The objective of this paper is to apply machine learning algorithms for the prediction of student scores. After implementing and evaluating a range of machine learning algorithms, our findings demonstrated that the deep neural network model performed better than the competing algorithms in terms of determination coefficient and error metrics. With a determination coefficient of 99.97% and negligible errors, the deep neural network demonstrated the highest level of accuracy in predicting students’ grades.

These results have important implications for educators and administrators looking to use machine learning to improve student outcomes and support student success. By identifying the most effective algorithms for predicting student grades, we can better understand the factors that contribute to student performance and tailor teaching approaches and support to the specific needs of individual students.

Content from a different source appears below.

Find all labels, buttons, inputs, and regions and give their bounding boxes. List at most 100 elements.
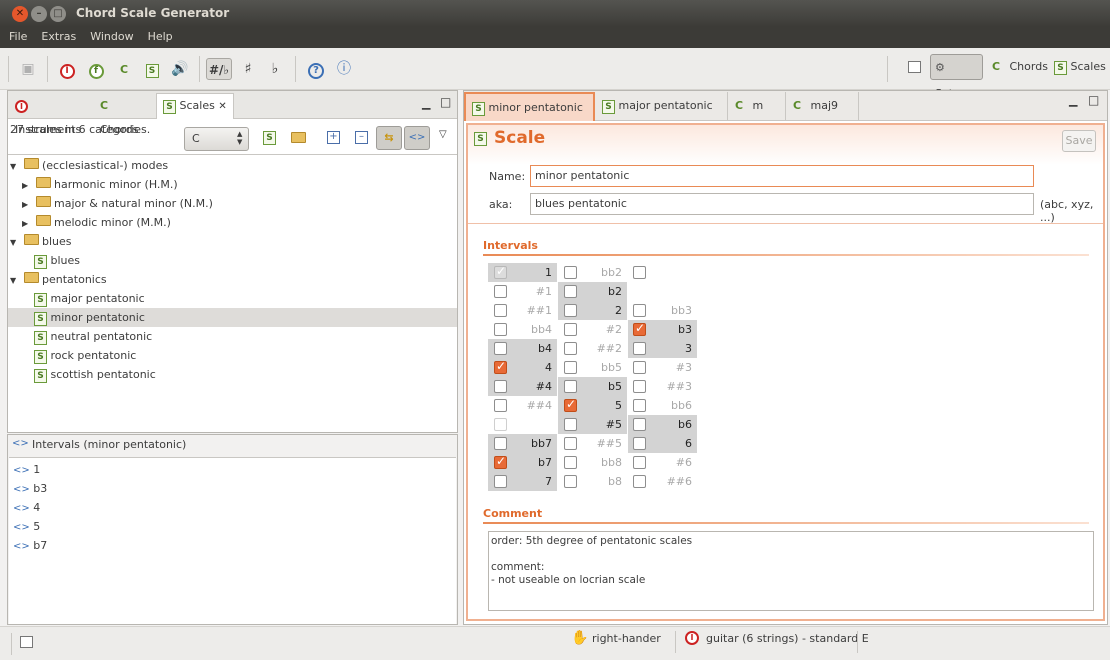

Overall, this study highlights the potential of machine learning to revolutionize the way we approach education by providing personalized and targeted support to students. By continuing to explore and refine these techniques, we can continue to make progress in helping students achieve their full potential.

Finally, we can say that the application of machine learning techniques to predict students’ marks has the potential to revolutionize the field of education. These models can offer a data-driven approach to identifying at-risk students, personalizing education, and improving overall academic outcomes. However, their implementation should be guided by a strong commitment to ethics and privacy to ensure that the benefits of these technologies are realized while safeguarding students’ rights and well-being.